Massensuizid : „Da kam Hysterie auf“

Der 80-jährige Karl Schlösser erlebte die Massenselbstmorde vor 70 Jahren in Demmin mit.
Der 80-jährige Karl Schlösser erlebte die Massenselbstmorde vor 70 Jahren in Demmin mit.

Karl Schlösser hat sich mit dem Phänomen Massensuizid nach Kriegsende beschäftigt – er war selbst Zeitzeuge.

svz.de von
29. April 2015, 12:00 Uhr

„Wir zogen damals herum und haben überall Leichen gesehen“, erinnert sich Karl Schlösser an die ersten Maitage 1945 im mecklenburgischen Demmin. Der 80-Jährige ist einer von wenigen Zeitzeugen, die einen der größten Massenselbstmorde in Deutschland überlebten und davon noch sprechen. „Viele wollen darüber nicht mehr reden“, sagt Schlösser. Dabei hat er vom 29. April bis 8. Mai 1945 selbst Schlimmes durchlitten, worüber er und andere Zeitzeugen mit Historiker Florian Huber sprachen.
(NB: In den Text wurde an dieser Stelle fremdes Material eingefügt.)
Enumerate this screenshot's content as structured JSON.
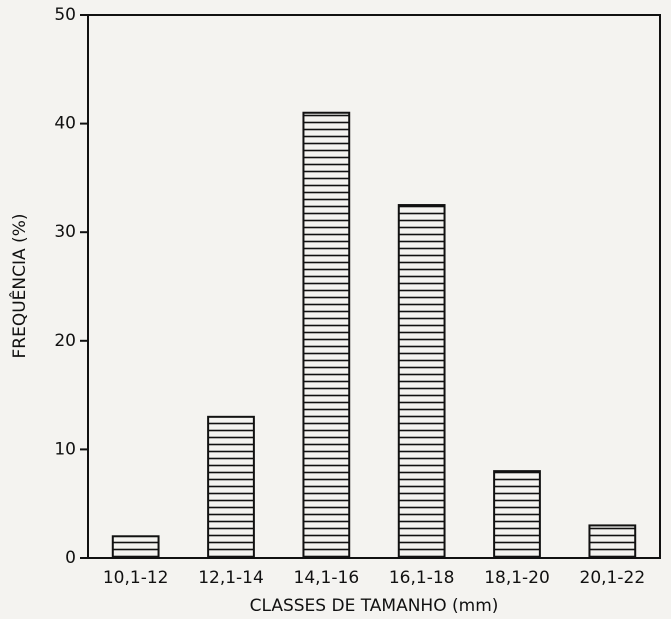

Dieser hat nun das Buch „Kind, versprich mir, dass du dich erschießt“ im Berlin-Verlag vorgelegt. Darin wird erstmals umfassend über Selbstmorde am Kriegsende in Deutschland berichtet. Heute wird Huber in Demmin erwartet. Mit seiner Lesung im Rathaus und der morgigen Tagung „Schwierige Erinnerung“ wird 70 Jahre nach den schrecklichen Ereignissen der Opfer der Selbsttötungen gedacht. „Dazu gehört auch eine ökumenische Andacht am 30. April“, sagt Demmins Bürgermeister Michael Koch (CDU).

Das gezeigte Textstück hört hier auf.